Lebanese academic and scholar

Bilal Abdallah Alayli is a Lebanese academic and scholar. He became president of the Order of Engineers and Architects in Beirut in 2008.

==Early life, education==
Bilal Alayli Or Alayeli (:ar: بلال عبد الله العلايلي) was born in Beirut, Lebanon in 1949. He was raised in a Sunni Muslim family.
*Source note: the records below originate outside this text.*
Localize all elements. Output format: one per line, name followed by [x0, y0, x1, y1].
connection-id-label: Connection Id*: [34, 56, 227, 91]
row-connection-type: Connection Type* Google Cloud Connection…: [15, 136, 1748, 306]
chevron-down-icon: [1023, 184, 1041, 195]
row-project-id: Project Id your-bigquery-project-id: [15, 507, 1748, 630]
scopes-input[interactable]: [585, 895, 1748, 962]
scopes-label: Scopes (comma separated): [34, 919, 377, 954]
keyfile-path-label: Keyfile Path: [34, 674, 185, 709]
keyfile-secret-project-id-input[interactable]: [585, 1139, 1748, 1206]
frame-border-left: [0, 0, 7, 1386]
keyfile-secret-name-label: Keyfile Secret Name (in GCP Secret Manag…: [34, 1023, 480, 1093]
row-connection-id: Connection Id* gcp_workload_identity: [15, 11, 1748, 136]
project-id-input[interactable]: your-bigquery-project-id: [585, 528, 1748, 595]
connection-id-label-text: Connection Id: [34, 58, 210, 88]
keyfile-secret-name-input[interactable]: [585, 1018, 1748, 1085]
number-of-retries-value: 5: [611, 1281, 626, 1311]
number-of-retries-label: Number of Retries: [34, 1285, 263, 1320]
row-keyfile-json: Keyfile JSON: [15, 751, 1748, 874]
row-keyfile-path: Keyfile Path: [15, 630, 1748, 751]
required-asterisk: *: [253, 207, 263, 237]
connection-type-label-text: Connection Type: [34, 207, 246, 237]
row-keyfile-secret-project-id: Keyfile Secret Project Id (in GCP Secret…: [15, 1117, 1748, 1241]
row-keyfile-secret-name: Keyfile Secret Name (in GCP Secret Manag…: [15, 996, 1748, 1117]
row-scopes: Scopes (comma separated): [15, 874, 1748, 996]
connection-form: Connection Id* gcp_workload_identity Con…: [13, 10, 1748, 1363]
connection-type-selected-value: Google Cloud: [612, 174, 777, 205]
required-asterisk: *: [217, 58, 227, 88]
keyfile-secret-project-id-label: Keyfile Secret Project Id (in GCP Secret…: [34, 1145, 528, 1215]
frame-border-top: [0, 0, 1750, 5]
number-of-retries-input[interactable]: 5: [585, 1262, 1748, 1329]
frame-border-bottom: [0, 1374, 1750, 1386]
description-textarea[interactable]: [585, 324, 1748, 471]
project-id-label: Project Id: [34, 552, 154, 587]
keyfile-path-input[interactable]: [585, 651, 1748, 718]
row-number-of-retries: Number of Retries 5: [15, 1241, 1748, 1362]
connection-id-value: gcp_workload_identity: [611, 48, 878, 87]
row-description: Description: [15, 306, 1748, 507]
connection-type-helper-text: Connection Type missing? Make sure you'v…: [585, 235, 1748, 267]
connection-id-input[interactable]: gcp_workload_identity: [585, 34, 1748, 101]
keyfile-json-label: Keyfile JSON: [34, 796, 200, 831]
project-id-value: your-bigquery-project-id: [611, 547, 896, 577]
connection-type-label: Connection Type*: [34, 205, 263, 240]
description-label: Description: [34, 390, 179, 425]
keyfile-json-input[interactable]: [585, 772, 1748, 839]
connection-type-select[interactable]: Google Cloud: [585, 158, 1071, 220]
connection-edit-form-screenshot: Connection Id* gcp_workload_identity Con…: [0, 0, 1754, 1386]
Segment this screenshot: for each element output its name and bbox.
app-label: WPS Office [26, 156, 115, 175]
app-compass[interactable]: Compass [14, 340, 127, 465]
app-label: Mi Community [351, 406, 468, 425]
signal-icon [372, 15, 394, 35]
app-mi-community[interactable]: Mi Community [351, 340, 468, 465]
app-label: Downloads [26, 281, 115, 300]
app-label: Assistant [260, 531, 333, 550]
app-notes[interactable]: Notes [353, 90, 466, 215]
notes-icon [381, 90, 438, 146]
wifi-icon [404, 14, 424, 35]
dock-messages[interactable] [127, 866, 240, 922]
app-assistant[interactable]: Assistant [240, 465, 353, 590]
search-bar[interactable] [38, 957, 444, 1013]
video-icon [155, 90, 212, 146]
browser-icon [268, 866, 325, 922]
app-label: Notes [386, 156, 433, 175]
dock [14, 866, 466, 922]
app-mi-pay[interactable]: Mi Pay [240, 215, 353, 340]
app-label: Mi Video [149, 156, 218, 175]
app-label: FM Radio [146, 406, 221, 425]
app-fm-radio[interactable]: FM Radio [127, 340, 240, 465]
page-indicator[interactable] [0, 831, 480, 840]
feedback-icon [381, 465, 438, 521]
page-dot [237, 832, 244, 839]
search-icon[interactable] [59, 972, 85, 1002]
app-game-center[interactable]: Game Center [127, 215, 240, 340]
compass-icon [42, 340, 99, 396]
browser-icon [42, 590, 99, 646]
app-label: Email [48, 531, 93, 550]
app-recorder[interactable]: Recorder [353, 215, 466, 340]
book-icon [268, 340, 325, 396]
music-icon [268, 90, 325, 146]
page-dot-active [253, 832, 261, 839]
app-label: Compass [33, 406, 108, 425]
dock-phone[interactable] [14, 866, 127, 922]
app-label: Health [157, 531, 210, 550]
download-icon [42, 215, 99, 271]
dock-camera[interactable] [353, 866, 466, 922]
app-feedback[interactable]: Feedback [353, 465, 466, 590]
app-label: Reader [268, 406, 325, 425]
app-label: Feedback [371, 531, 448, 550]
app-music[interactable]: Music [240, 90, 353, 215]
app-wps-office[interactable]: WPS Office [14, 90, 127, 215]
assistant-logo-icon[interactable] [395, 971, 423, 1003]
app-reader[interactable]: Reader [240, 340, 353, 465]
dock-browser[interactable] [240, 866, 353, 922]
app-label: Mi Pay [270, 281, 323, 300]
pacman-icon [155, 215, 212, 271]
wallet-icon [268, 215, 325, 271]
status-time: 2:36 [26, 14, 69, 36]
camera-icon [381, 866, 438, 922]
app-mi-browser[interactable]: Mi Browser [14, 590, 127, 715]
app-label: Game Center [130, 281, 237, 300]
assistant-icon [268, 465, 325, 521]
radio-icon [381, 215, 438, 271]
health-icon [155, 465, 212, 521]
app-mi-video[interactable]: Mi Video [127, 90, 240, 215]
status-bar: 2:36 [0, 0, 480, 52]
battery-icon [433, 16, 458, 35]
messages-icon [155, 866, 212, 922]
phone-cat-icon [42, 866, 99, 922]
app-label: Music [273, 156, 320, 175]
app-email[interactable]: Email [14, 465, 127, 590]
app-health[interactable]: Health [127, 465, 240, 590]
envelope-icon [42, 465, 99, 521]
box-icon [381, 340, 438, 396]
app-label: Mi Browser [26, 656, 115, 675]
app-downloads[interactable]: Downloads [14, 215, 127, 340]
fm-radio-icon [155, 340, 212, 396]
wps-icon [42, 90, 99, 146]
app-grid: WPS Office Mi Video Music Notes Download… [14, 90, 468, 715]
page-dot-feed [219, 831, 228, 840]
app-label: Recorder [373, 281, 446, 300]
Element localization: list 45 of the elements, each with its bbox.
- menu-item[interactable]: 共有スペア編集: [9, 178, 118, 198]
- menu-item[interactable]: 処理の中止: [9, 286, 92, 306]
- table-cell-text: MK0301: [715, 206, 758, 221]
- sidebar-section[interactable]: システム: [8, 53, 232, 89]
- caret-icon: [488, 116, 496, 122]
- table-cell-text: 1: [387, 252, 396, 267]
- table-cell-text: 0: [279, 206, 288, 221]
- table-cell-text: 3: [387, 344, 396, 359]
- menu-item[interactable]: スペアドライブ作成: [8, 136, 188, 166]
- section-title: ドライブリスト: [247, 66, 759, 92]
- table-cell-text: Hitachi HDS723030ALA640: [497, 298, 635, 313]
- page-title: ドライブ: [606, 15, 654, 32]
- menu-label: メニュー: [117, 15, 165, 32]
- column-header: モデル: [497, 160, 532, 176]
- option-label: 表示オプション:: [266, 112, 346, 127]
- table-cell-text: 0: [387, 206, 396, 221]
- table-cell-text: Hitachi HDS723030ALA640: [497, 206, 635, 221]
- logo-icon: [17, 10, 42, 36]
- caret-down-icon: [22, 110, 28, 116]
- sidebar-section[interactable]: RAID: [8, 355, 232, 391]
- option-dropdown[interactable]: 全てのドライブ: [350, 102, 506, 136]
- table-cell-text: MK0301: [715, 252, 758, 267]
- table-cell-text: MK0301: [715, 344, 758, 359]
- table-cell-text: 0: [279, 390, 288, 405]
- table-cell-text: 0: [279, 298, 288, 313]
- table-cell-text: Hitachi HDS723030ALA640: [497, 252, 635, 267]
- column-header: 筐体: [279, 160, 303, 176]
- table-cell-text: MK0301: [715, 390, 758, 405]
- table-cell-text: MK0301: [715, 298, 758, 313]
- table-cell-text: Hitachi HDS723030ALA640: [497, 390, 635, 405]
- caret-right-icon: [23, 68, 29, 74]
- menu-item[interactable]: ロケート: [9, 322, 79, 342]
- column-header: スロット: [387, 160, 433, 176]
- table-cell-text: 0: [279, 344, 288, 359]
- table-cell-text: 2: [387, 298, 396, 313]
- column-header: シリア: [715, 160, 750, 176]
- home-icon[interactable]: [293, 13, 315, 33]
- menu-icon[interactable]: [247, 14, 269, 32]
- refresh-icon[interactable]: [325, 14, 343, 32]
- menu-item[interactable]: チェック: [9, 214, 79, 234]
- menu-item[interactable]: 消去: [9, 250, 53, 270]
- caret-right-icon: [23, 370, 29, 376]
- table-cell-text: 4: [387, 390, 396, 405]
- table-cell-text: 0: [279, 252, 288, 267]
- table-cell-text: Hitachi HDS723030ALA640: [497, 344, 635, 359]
He joined the Lebanese University to graduate in 1973 earning a bachelor's degree in physics. His highest honors qualified him to earn the scholarship of the Lebanese University to travel to France for further academic formation. In France, he obtained a PhD in nuclear physics from the University of Lyon in 1976 and received his diploma in civil engineering from École centrale de Lyon.

==Career==
He joined the University of Oran (Algeria) from the year of 1976 until the year of 1979. He founded with Dr. Jack Nasr Faculty of Engineering at the Lebanese University in 1981. He was appointed Director of the Faculty of Engineering at the Lebanese University -section III through the years of 1982 and 1992. He remained a professor in that university until the year of 2007.

He worked as an assistant director of Oger from 1982 until 1984. He was appointed assistant director of the Hariri Foundation from 1984 until 1986. He is also a founder of LACECO.

He was elected as the president of the Order of Engineers and Architects in Beirut in April 2008 supported by the Future Movement (almustaqbal) and 14 March. His number at The Order of Engineers and Architects – Beirut is 4173.